Diagnostic Testing for HER2 Status
After a cancer diagnosis, determining the tumor’s HER2 status is a standard step. This process involves laboratory tests performed on a tissue sample, or biopsy, taken from the tumor, and the results help guide subsequent treatment decisions. The two primary methods used for this are Immunohistochemistry (IHC) and Fluorescence In Situ Hybridization (FISH).
IHC is the first test performed and it measures the amount of HER2 protein on the surface of cancer cells. A pathologist applies a special chemical dye to the tissue sample that stains the HER2 proteins. The results are given as a score from 0 to 3+, where a score of 0 or 1+ is considered HER2-negative and a score of 3+ is considered HER2-positive.
A score of 2+ is deemed equivocal or borderline, meaning it is not definitively positive or negative. In these cases, a follow-up FISH test is required to clarify the HER2 status. The FISH test directly counts the number of HER2 gene copies within the cancer cells using fluorescent probes that bind to the gene. A positive FISH test confirms a HER2-positive status for an IHC 2+ tumor.
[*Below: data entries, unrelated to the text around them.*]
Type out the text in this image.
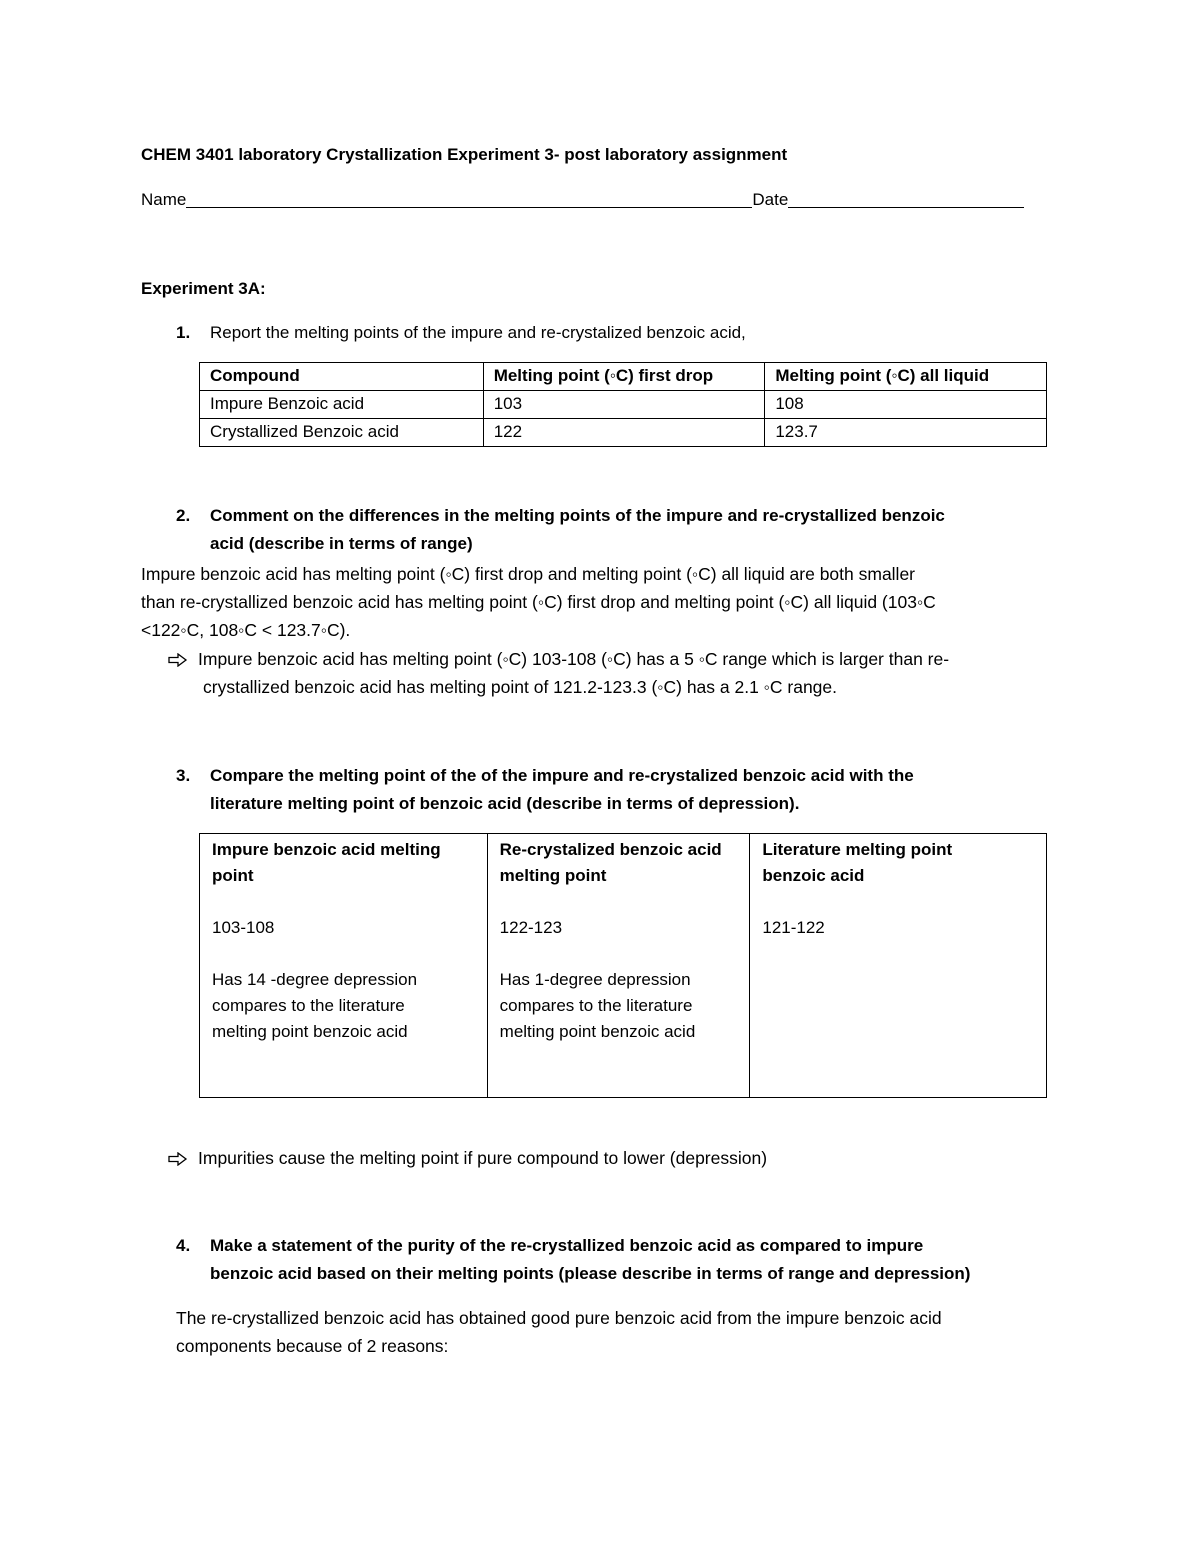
CHEM 3401 laboratory Crystallization Experiment 3- post laboratory assignment
Name	Date
Experiment 3A:
1. Report the melting points of the impure and re-crystalized benzoic acid,
Compound	Melting point (◦C) first drop	Melting point (◦C) all liquid
Impure Benzoic acid	103	108
Crystallized Benzoic acid	122	123.7
2. Comment on the differences in the melting points of the impure and re-crystallized benzoic
acid (describe in terms of range)
Impure benzoic acid has melting point (◦C) first drop and melting point (◦C) all liquid are both smaller
than re-crystallized benzoic acid has melting point (◦C) first drop and melting point (◦C) all liquid (103◦C
<122◦C, 108◦C < 123.7◦C).
Impure benzoic acid has melting point (◦C) 103-108 (◦C) has a 5 ◦C range which is larger than re-
crystallized benzoic acid has melting point of 121.2-123.3 (◦C) has a 2.1 ◦C range.
3. Compare the melting point of the of the impure and re-crystalized benzoic acid with the
literature melting point of benzoic acid (describe in terms of depression).
Impure benzoic acid melting
point
103-108
Has 14 -degree depression
compares to the literature
melting point benzoic acid

Re-crystalized benzoic acid
melting point
122-123
Has 1-degree depression
compares to the literature
melting point benzoic acid

Literature melting point
benzoic acid
121-122
Impurities cause the melting point if pure compound to lower (depression)
4. Make a statement of the purity of the re-crystallized benzoic acid as compared to impure
benzoic acid based on their melting points (please describe in terms of range and depression)
The re-crystallized benzoic acid has obtained good pure benzoic acid from the impure benzoic acid
components because of 2 reasons:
A newer classification, “HER2-low,” has also emerged for tumors with an IHC score of 1+ or a score of 2+ with a negative FISH result, opening up new treatment avenues.
Targeted Therapies for HER2-Positive Cancers
A HER2-positive diagnosis provides a clear target for specialized treatments. These therapies are designed to specifically attack cancer cells that have an overabundance of HER2 receptors, often leading to better outcomes for patients.
One of the foundational targeted therapies is trastuzumab (Herceptin), a monoclonal antibody. This laboratory-made antibody is designed to recognize and attach to the extracellular domain of the HER2 receptor. By binding to the receptor, trastuzumab blocks it from receiving growth signals and can also alert the immune system to destroy the cancer cell. It is often used in combination with another monoclonal antibody, pertuzumab, which binds to a different part of the HER2 receptor, providing a more comprehensive blockade of signaling pathways.
A more recent advancement is the development of antibody-drug conjugates (ADCs). Drugs like trastuzumab deruxtecan (Enhertu) and ado-trastuzumab emtansine (Kadcyla) represent this class of therapy. These ADCs link a HER2-targeted antibody, like trastuzumab, to a potent chemotherapy drug. The antibody acts as a homing device, delivering the toxic payload directly to the HER2-positive cancer cells, which then internalize the drug. This approach maximizes damage to cancer cells while minimizing exposure to healthy cells, offering a treatment option for patients with HER2-positive and, more recently, HER2-low cancers.